Of course, some marketing metrics directly reflect what you want to know. If you’re looking at something as clear-cut as number and size of sales on a site, then the ROI becomes very concrete. Other digital platform measurements aren’t quite as easy. For example, there aren’t very good metrics for social media. It’s difficult to say what the profit per Facebook fan is. ”Like” it or not.
Since there are literally hundreds of marketing metrics available to choose from, designing a marketing initiative, defining your objectives and then picking measurable metrics to support those goals becomes a vital first step. You also need to make sure you have enough metrics to understand what is really going on, but not so many that you’re overwhelmed by non-relevant information. One is probably too few. Ten is probably splitting hairs.

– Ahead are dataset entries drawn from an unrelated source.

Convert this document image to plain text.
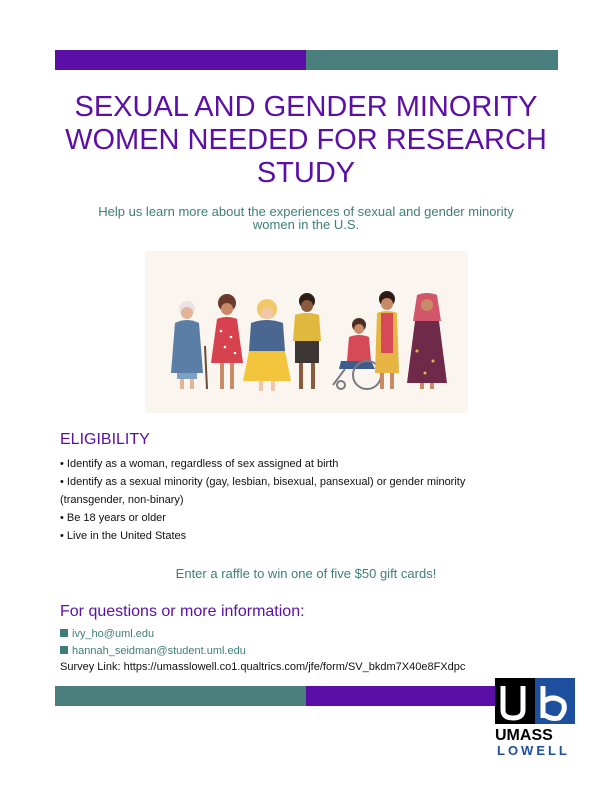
SEXUAL AND GENDER MINORITY
WOMEN NEEDED FOR RESEARCH
STUDY
Help us learn more about the experiences of sexual and gender minority
women in the U.S.
ELIGIBILITY
• Identify as a woman, regardless of sex assigned at birth
• Identify as a sexual minority (gay, lesbian, bisexual, pansexual) or gender minority
(transgender, non-binary)
• Be 18 years or older
• Live in the United States
Enter a raffle to win one of five $50 gift cards!
For questions or more information:
ivy_ho@uml.edu
hannah_seidman@student.uml.edu
Survey Link: https://umasslowell.co1.qualtrics.com/jfe/form/SV_bkdm7X40e8FXdpc
UMASS
LOWELL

Often people will latch onto a single metric and not think through what that metric means. Sometimes clients are prone to this and it can pose a challenge to reality. This makes it even more important to carefully choose what you measure with conviction. Your choices may evolve later based upon situational changes and needs, but you’ll likely not be wrong. Not many marketing metrics are completely wrong anyway, but many of them can be wrong in a particular context. Sometimes a metric is wrong because it not only doesn’t tell you what you want to know, it actually misleads you. This can lead to campaign failure and client loss. Something not fun to measure.
Sometimes a metric is just irrelevant. Either it doesn’t tell you anything useful or, worse, the entire marketing effort is directed at the wrong expectation. It is important to tell the difference. And to convince your client which metrics do actually matter. Remember: the client is always right…unless they are wrong!